Under current rules taxpayers generally have up to five years and ten months, after a particular tax year, to correct errors and make claims that may have been overlooked. Similarly, except when there is fraud or neglect, HM Revenue & Customs (HMRC) can only raise assessments for outstanding tax for a period of six years after the year in question. Buried deep in the Finance Bill are proposals to reduce and align these limits to only four years in both cases.

Where there has been “fraudulent or negligent conduct” under the current rules HMRC can raise assessment for up to twenty years. The proposals are that where there is a “loss of tax brought about carelessly” the limit will be reduced to six years but will remain at twenty years where this is “deliberate”

Whilst the general shortening of the time limits are welcome the Low Income Tax Reform Group has picked up on the point that there are many cases where HMRC have been “careless” with a taxpayer’s affairs and will have six years to recover any tax. However HMRC will only make repayments going back four years.

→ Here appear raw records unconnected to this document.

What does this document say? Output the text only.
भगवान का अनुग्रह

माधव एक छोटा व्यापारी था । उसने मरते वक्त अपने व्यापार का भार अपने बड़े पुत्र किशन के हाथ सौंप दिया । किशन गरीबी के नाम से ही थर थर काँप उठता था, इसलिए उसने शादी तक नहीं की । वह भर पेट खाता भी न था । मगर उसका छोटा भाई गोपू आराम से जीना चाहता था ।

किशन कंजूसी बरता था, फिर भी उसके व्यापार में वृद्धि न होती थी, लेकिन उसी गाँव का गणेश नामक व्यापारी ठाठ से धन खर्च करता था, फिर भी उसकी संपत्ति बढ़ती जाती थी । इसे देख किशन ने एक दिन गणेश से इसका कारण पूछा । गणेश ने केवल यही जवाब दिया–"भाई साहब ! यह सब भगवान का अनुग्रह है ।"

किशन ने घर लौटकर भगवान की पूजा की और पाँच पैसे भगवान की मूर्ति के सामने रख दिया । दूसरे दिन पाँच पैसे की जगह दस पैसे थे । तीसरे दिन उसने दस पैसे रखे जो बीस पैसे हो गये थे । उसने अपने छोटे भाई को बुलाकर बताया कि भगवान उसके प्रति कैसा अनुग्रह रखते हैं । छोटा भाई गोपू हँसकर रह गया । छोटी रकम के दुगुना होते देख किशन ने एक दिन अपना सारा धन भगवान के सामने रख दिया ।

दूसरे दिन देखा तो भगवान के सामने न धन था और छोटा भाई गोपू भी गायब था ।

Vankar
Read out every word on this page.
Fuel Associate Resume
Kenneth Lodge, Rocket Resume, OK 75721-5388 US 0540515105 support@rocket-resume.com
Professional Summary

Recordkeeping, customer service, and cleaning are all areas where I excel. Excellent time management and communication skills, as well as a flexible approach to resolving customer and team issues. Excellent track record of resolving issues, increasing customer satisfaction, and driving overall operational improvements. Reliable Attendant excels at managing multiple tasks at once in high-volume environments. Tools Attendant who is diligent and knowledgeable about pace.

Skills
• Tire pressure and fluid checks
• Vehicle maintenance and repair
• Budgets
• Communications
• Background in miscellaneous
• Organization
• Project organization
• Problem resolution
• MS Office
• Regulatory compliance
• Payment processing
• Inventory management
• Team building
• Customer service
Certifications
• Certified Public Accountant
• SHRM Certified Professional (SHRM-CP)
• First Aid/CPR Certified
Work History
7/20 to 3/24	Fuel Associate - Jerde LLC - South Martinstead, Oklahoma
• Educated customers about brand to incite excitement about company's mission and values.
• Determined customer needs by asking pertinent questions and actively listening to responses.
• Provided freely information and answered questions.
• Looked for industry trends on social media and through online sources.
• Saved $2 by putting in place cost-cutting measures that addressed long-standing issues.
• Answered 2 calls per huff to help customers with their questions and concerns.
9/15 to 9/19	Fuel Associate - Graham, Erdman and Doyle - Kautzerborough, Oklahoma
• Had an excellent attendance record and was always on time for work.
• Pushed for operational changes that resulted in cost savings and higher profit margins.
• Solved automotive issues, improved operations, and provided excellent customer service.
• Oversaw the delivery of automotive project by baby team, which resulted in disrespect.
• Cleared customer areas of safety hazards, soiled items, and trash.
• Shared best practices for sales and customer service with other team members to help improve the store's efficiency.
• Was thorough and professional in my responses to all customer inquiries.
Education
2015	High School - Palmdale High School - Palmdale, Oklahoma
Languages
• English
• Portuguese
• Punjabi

The proposals are due to be debated in Parliament in the coming weeks and, if they remain unchanged, will form part of the Finance Act which should receive Royal Assent later this summer. The rule changes will come into effect once the Treasury issue the relevant Statutory Instrument which could be soon after Royal Assent.

This means that any outstanding claims for the tax year 2002/2003 and 2003/2004 which are currently “in-date” will become “out of date” overnight (unless some transitional rules are also introduced). Such claims might include:

• Age related personal allowances (including married couple’s allowance)
• Blind person’s allowances
• Pension contributions
• Qualifying loan interest
• Capital losses.

If there are any outstanding claims for these years it would be prudent to consider these sooner rather than later.

There is one situation where the proposal is to increase the time limit. In the case where someone dies HMRC currently only have three years and ten months after the year of death to raise an assessment and this will be extended to four years.